Regarding the fold-change cutoff, we agree that consistency is important. In the Materials and Methods section, we initially set the threshold at log2 fold change ≥ |2| for identifying significant DEGs. However, during comparative analysis between ESCs and SSCs, we also reported results using a more relaxed cutoff of log2 fold change ≥ |1.5| to capture additional biologically relevant genes that were not detected at the stricter threshold. This dual approach allowed us to balance stringency (high-confidence DEGs at |2| cutoff) with sensitivity (inclusion of additional candidates at |1.5| cutoff), as has been used in prior transcriptomic studies.

To avoid confusion, we have revised the text for clarity and explicitly explained why both thresholds were used. The Results section now reads:

“Out of 2,145 DEGs, we applied a primary cutoff of log2 fold change ≥ |2| for stringent DEG selection. In addition, to capture a broader set of biologically relevant genes, a secondary analysis was performed at log2 fold change ≥ |2|, which identified additional candidates for downstream validation.”

Figure 3: Please check the legends as they do not match with the sub-figures.

Reply: We corrected in Figure 3.

How the two datasets GSE43850 and GSE38776 were analyzed? Please add how many samples from each dataset was used? It seems the two datasets have different platforms? How they can be directly used for DEG analysis?

Reply: We appreciate the reviewer’s careful observation. In the revised manuscript, we have clarified the dataset selection and analysis process:

From GSE43850, we included 3 ESC samples and 3 ES-like cell samples.

From GSE38776, we included 3 SSC samples.

It is correct that the two datasets were generated using different array platforms. To ensure comparability, all raw CEL files were reprocessed using the Robust Multi-array Average (RMA) normalization method within the Transcriptome Analysis Console (TAC v4.0). Batch effects between platforms were corrected using the ComBat function from the sva package in R, which adjusts for technical differences while preserving biological variation.

After normalization and batch correction, the combined expression matrix was used for differential expression analysis with the empirical Bayes (eBayes) ANOVA method. This allowed us to directly compare SSCs, ES-like cells, and ESCs across datasets.

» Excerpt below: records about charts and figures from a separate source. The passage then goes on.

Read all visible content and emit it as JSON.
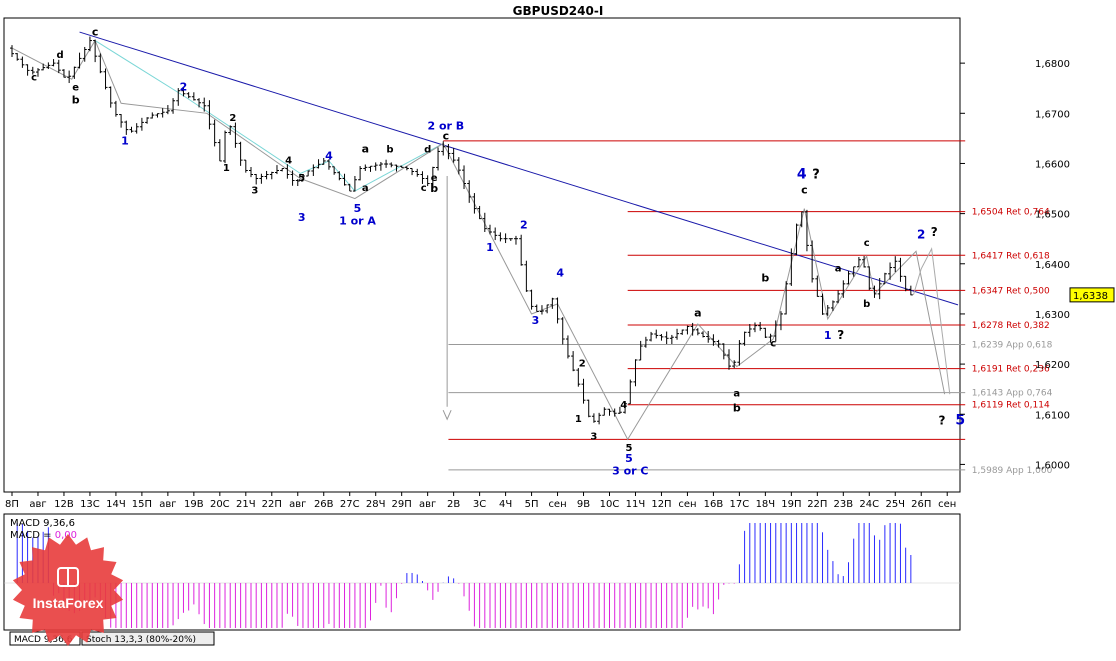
{
  "chart_data": {
    "type": "candlestick",
    "title": "GBPUSD240-I",
    "price_axis": {
      "range": [
        1.5945,
        1.689
      ],
      "ticks": [
        "1,6800",
        "1,6700",
        "1,6600",
        "1,6500",
        "1,6400",
        "1,6300",
        "1,6200",
        "1,6100",
        "1,6000"
      ],
      "tick_values": [
        1.68,
        1.67,
        1.66,
        1.65,
        1.64,
        1.63,
        1.62,
        1.61,
        1.6
      ],
      "current_price": "1,6338",
      "current_value": 1.6338
    },
    "time_axis": {
      "labels": [
        "8П",
        "авг",
        "12В",
        "13С",
        "14Ч",
        "15П",
        "авг",
        "19В",
        "20С",
        "21Ч",
        "22П",
        "авг",
        "26В",
        "27С",
        "28Ч",
        "29П",
        "авг",
        "2В",
        "3С",
        "4Ч",
        "5П",
        "сен",
        "9В",
        "10С",
        "11Ч",
        "12П",
        "сен",
        "16В",
        "17С",
        "18Ч",
        "19П",
        "22П",
        "23В",
        "24С",
        "25Ч",
        "26П",
        "сен"
      ]
    },
    "fib_levels": [
      {
        "value": 1.6504,
        "label": "1,6504 Ret 0,764",
        "color": "#cc0000"
      },
      {
        "value": 1.6417,
        "label": "1,6417 Ret 0,618",
        "color": "#cc0000"
      },
      {
        "value": 1.6347,
        "label": "1,6347 Ret 0,500",
        "color": "#cc0000"
      },
      {
        "value": 1.6278,
        "label": "1,6278 Ret 0,382",
        "color": "#cc0000"
      },
      {
        "value": 1.6239,
        "label": "1,6239 App 0,618",
        "color": "#999999"
      },
      {
        "value": 1.6191,
        "label": "1,6191 Ret 0,236",
        "color": "#cc0000"
      },
      {
        "value": 1.6143,
        "label": "1,6143 App 0,764",
        "color": "#999999"
      },
      {
        "value": 1.6119,
        "label": "1,6119 Ret 0,114",
        "color": "#cc0000"
      },
      {
        "value": 1.5989,
        "label": "1,5989 App 1,000",
        "color": "#999999"
      }
    ],
    "extra_levels": [
      {
        "value": 1.6645,
        "color": "#cc0000"
      },
      {
        "value": 1.605,
        "color": "#cc0000"
      }
    ],
    "wave_labels": [
      {
        "text": "c",
        "t": 3.2,
        "p": 1.6855,
        "color": "#000000",
        "size": 11
      },
      {
        "text": "d",
        "t": 1.85,
        "p": 1.681,
        "color": "#000000",
        "size": 10
      },
      {
        "text": "c",
        "t": 0.85,
        "p": 1.6765,
        "color": "#000000",
        "size": 10
      },
      {
        "text": "e",
        "t": 2.45,
        "p": 1.6745,
        "color": "#000000",
        "size": 10
      },
      {
        "text": "b",
        "t": 2.45,
        "p": 1.672,
        "color": "#000000",
        "size": 11
      },
      {
        "text": "2",
        "t": 6.6,
        "p": 1.6745,
        "color": "#0000cc",
        "size": 11
      },
      {
        "text": "1",
        "t": 4.35,
        "p": 1.6638,
        "color": "#0000cc",
        "size": 11
      },
      {
        "text": "2",
        "t": 8.5,
        "p": 1.6685,
        "color": "#000000",
        "size": 10
      },
      {
        "text": "1",
        "t": 8.25,
        "p": 1.6585,
        "color": "#000000",
        "size": 10
      },
      {
        "text": "3",
        "t": 9.35,
        "p": 1.654,
        "color": "#000000",
        "size": 10
      },
      {
        "text": "4",
        "t": 10.65,
        "p": 1.66,
        "color": "#000000",
        "size": 10
      },
      {
        "text": "4",
        "t": 12.2,
        "p": 1.6608,
        "color": "#0000cc",
        "size": 11
      },
      {
        "text": "5",
        "t": 11.15,
        "p": 1.6565,
        "color": "#000000",
        "size": 10
      },
      {
        "text": "3",
        "t": 11.15,
        "p": 1.6485,
        "color": "#0000cc",
        "size": 11
      },
      {
        "text": "a",
        "t": 13.6,
        "p": 1.6545,
        "color": "#000000",
        "size": 10
      },
      {
        "text": "a",
        "t": 13.6,
        "p": 1.6622,
        "color": "#000000",
        "size": 11
      },
      {
        "text": "b",
        "t": 14.55,
        "p": 1.6622,
        "color": "#000000",
        "size": 10
      },
      {
        "text": "d",
        "t": 16.0,
        "p": 1.6622,
        "color": "#000000",
        "size": 10
      },
      {
        "text": "c",
        "t": 15.85,
        "p": 1.6545,
        "color": "#000000",
        "size": 10
      },
      {
        "text": "e",
        "t": 16.25,
        "p": 1.6565,
        "color": "#000000",
        "size": 10
      },
      {
        "text": "b",
        "t": 16.25,
        "p": 1.6543,
        "color": "#000000",
        "size": 11
      },
      {
        "text": "5",
        "t": 13.3,
        "p": 1.6503,
        "color": "#0000cc",
        "size": 11
      },
      {
        "text": "1 or A",
        "t": 13.3,
        "p": 1.6478,
        "color": "#0000cc",
        "size": 11
      },
      {
        "text": "2 or B",
        "t": 16.7,
        "p": 1.6668,
        "color": "#0000cc",
        "size": 11
      },
      {
        "text": "c",
        "t": 16.7,
        "p": 1.6648,
        "color": "#000000",
        "size": 11
      },
      {
        "text": "2",
        "t": 19.7,
        "p": 1.647,
        "color": "#0000cc",
        "size": 11
      },
      {
        "text": "1",
        "t": 18.4,
        "p": 1.6425,
        "color": "#0000cc",
        "size": 11
      },
      {
        "text": "4",
        "t": 21.1,
        "p": 1.6375,
        "color": "#0000cc",
        "size": 11
      },
      {
        "text": "3",
        "t": 20.15,
        "p": 1.628,
        "color": "#0000cc",
        "size": 11
      },
      {
        "text": "2",
        "t": 21.95,
        "p": 1.6195,
        "color": "#000000",
        "size": 10
      },
      {
        "text": "1",
        "t": 21.8,
        "p": 1.6085,
        "color": "#000000",
        "size": 10
      },
      {
        "text": "3",
        "t": 22.4,
        "p": 1.605,
        "color": "#000000",
        "size": 10
      },
      {
        "text": "4",
        "t": 23.55,
        "p": 1.6112,
        "color": "#000000",
        "size": 10
      },
      {
        "text": "5",
        "t": 23.75,
        "p": 1.6027,
        "color": "#000000",
        "size": 10
      },
      {
        "text": "5",
        "t": 23.75,
        "p": 1.6005,
        "color": "#0000cc",
        "size": 11
      },
      {
        "text": "3 or C",
        "t": 23.8,
        "p": 1.598,
        "color": "#0000cc",
        "size": 11
      },
      {
        "text": "a",
        "t": 26.4,
        "p": 1.6295,
        "color": "#000000",
        "size": 11
      },
      {
        "text": "b",
        "t": 29.0,
        "p": 1.6365,
        "color": "#000000",
        "size": 11
      },
      {
        "text": "c",
        "t": 29.3,
        "p": 1.6235,
        "color": "#000000",
        "size": 10
      },
      {
        "text": "a",
        "t": 27.9,
        "p": 1.6135,
        "color": "#000000",
        "size": 10
      },
      {
        "text": "b",
        "t": 27.9,
        "p": 1.6105,
        "color": "#000000",
        "size": 11
      },
      {
        "text": "4",
        "t": 30.4,
        "p": 1.657,
        "color": "#0000cc",
        "size": 14
      },
      {
        "text": "?",
        "t": 30.95,
        "p": 1.657,
        "color": "#000000",
        "size": 13
      },
      {
        "text": "c",
        "t": 30.5,
        "p": 1.654,
        "color": "#000000",
        "size": 11
      },
      {
        "text": "b",
        "t": 32.9,
        "p": 1.6314,
        "color": "#000000",
        "size": 10
      },
      {
        "text": "a",
        "t": 31.8,
        "p": 1.6385,
        "color": "#000000",
        "size": 10
      },
      {
        "text": "c",
        "t": 32.9,
        "p": 1.6435,
        "color": "#000000",
        "size": 10
      },
      {
        "text": "1",
        "t": 31.4,
        "p": 1.625,
        "color": "#0000cc",
        "size": 11
      },
      {
        "text": "?",
        "t": 31.9,
        "p": 1.625,
        "color": "#000000",
        "size": 12
      },
      {
        "text": "2",
        "t": 35.0,
        "p": 1.645,
        "color": "#0000cc",
        "size": 12
      },
      {
        "text": "?",
        "t": 35.5,
        "p": 1.6455,
        "color": "#000000",
        "size": 12
      },
      {
        "text": "?",
        "t": 35.8,
        "p": 1.608,
        "color": "#000000",
        "size": 12
      },
      {
        "text": "5",
        "t": 36.5,
        "p": 1.608,
        "color": "#0000cc",
        "size": 14
      }
    ],
    "indicators": {
      "macd_label": "MACD 9,36,6",
      "macd_value_label": "MACD =",
      "macd_value": "0,00",
      "tabs": [
        "MACD 9,36,6",
        "Stoch 13,3,3 (80%-20%)"
      ]
    },
    "logo": {
      "text": "InstaForex",
      "color": "#e83c3c"
    },
    "colors": {
      "trendline": "#1a1aaa",
      "wave_guides": "#999999",
      "macd_positive": "#2a2aff",
      "macd_negative": "#dd22dd",
      "current_price_bg": "#ffff00"
    }
  }
}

We have now revised the Materials and Methods (Section 2.6) to include this information, and we have updated the Results section to specify the sample numbers and preprocessing workflow.

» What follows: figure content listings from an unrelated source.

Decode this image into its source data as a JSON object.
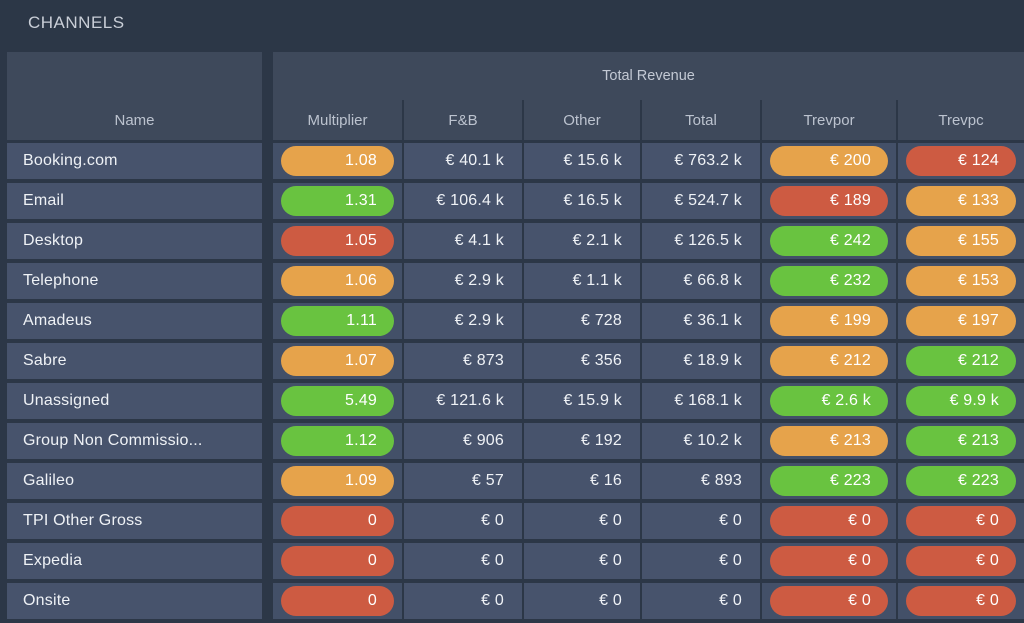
{
  "title": "CHANNELS",
  "table": {
    "group_header": "Total Revenue",
    "name_column_header": "Name",
    "columns": [
      "Multiplier",
      "F&B",
      "Other",
      "Total",
      "Trevpor",
      "Trevpc"
    ],
    "colors": {
      "orange": "#e6a34b",
      "green": "#69c340",
      "red": "#cd5b42",
      "panel_header_bg": "#3e495b",
      "cell_bg": "#47536c",
      "pill_cell_bg": "#435068",
      "page_bg": "#2c3747"
    },
    "rows": [
      {
        "name": "Booking.com",
        "multiplier": {
          "value": "1.08",
          "color": "orange"
        },
        "fb": "€ 40.1 k",
        "other": "€ 15.6 k",
        "total": "€ 763.2 k",
        "trevpor": {
          "value": "€ 200",
          "color": "orange"
        },
        "trevpc": {
          "value": "€ 124",
          "color": "red"
        }
      },
      {
        "name": "Email",
        "multiplier": {
          "value": "1.31",
          "color": "green"
        },
        "fb": "€ 106.4 k",
        "other": "€ 16.5 k",
        "total": "€ 524.7 k",
        "trevpor": {
          "value": "€ 189",
          "color": "red"
        },
        "trevpc": {
          "value": "€ 133",
          "color": "orange"
        }
      },
      {
        "name": "Desktop",
        "multiplier": {
          "value": "1.05",
          "color": "red"
        },
        "fb": "€ 4.1 k",
        "other": "€ 2.1 k",
        "total": "€ 126.5 k",
        "trevpor": {
          "value": "€ 242",
          "color": "green"
        },
        "trevpc": {
          "value": "€ 155",
          "color": "orange"
        }
      },
      {
        "name": "Telephone",
        "multiplier": {
          "value": "1.06",
          "color": "orange"
        },
        "fb": "€ 2.9 k",
        "other": "€ 1.1 k",
        "total": "€ 66.8 k",
        "trevpor": {
          "value": "€ 232",
          "color": "green"
        },
        "trevpc": {
          "value": "€ 153",
          "color": "orange"
        }
      },
      {
        "name": "Amadeus",
        "multiplier": {
          "value": "1.11",
          "color": "green"
        },
        "fb": "€ 2.9 k",
        "other": "€ 728",
        "total": "€ 36.1 k",
        "trevpor": {
          "value": "€ 199",
          "color": "orange"
        },
        "trevpc": {
          "value": "€ 197",
          "color": "orange"
        }
      },
      {
        "name": "Sabre",
        "multiplier": {
          "value": "1.07",
          "color": "orange"
        },
        "fb": "€ 873",
        "other": "€ 356",
        "total": "€ 18.9 k",
        "trevpor": {
          "value": "€ 212",
          "color": "orange"
        },
        "trevpc": {
          "value": "€ 212",
          "color": "green"
        }
      },
      {
        "name": "Unassigned",
        "multiplier": {
          "value": "5.49",
          "color": "green"
        },
        "fb": "€ 121.6 k",
        "other": "€ 15.9 k",
        "total": "€ 168.1 k",
        "trevpor": {
          "value": "€ 2.6 k",
          "color": "green"
        },
        "trevpc": {
          "value": "€ 9.9 k",
          "color": "green"
        }
      },
      {
        "name": "Group Non Commissio...",
        "multiplier": {
          "value": "1.12",
          "color": "green"
        },
        "fb": "€ 906",
        "other": "€ 192",
        "total": "€ 10.2 k",
        "trevpor": {
          "value": "€ 213",
          "color": "orange"
        },
        "trevpc": {
          "value": "€ 213",
          "color": "green"
        }
      },
      {
        "name": "Galileo",
        "multiplier": {
          "value": "1.09",
          "color": "orange"
        },
        "fb": "€ 57",
        "other": "€ 16",
        "total": "€ 893",
        "trevpor": {
          "value": "€ 223",
          "color": "green"
        },
        "trevpc": {
          "value": "€ 223",
          "color": "green"
        }
      },
      {
        "name": "TPI Other Gross",
        "multiplier": {
          "value": "0",
          "color": "red"
        },
        "fb": "€ 0",
        "other": "€ 0",
        "total": "€ 0",
        "trevpor": {
          "value": "€ 0",
          "color": "red"
        },
        "trevpc": {
          "value": "€ 0",
          "color": "red"
        }
      },
      {
        "name": "Expedia",
        "multiplier": {
          "value": "0",
          "color": "red"
        },
        "fb": "€ 0",
        "other": "€ 0",
        "total": "€ 0",
        "trevpor": {
          "value": "€ 0",
          "color": "red"
        },
        "trevpc": {
          "value": "€ 0",
          "color": "red"
        }
      },
      {
        "name": "Onsite",
        "multiplier": {
          "value": "0",
          "color": "red"
        },
        "fb": "€ 0",
        "other": "€ 0",
        "total": "€ 0",
        "trevpor": {
          "value": "€ 0",
          "color": "red"
        },
        "trevpc": {
          "value": "€ 0",
          "color": "red"
        }
      }
    ]
  }
}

The terminology like SSCs, ES-like cells, and ESCs should be consistent in every place in the manuscript.

Reply: We thank the reviewer for this important suggestion. We have carefully revised the manuscript to ensure consistency in terminology throughout. Specifically:

Spermatogonial stem cells are now uniformly referred to as SSCs.

Embryonic stem cell-like cells are consistently referred to as ES-like cells.

Embryonic stem cells are consistently referred to as ESCs.

Figure 4: The figure text is difficult to read. Please make it large.

Reply: Done.

Author Response File: Author Response.pdf

Round 2

Reviewer 1 Report

Comments and Suggestions for Authors

The authors addressed all my observations, and I recommend the publication of this manuscript.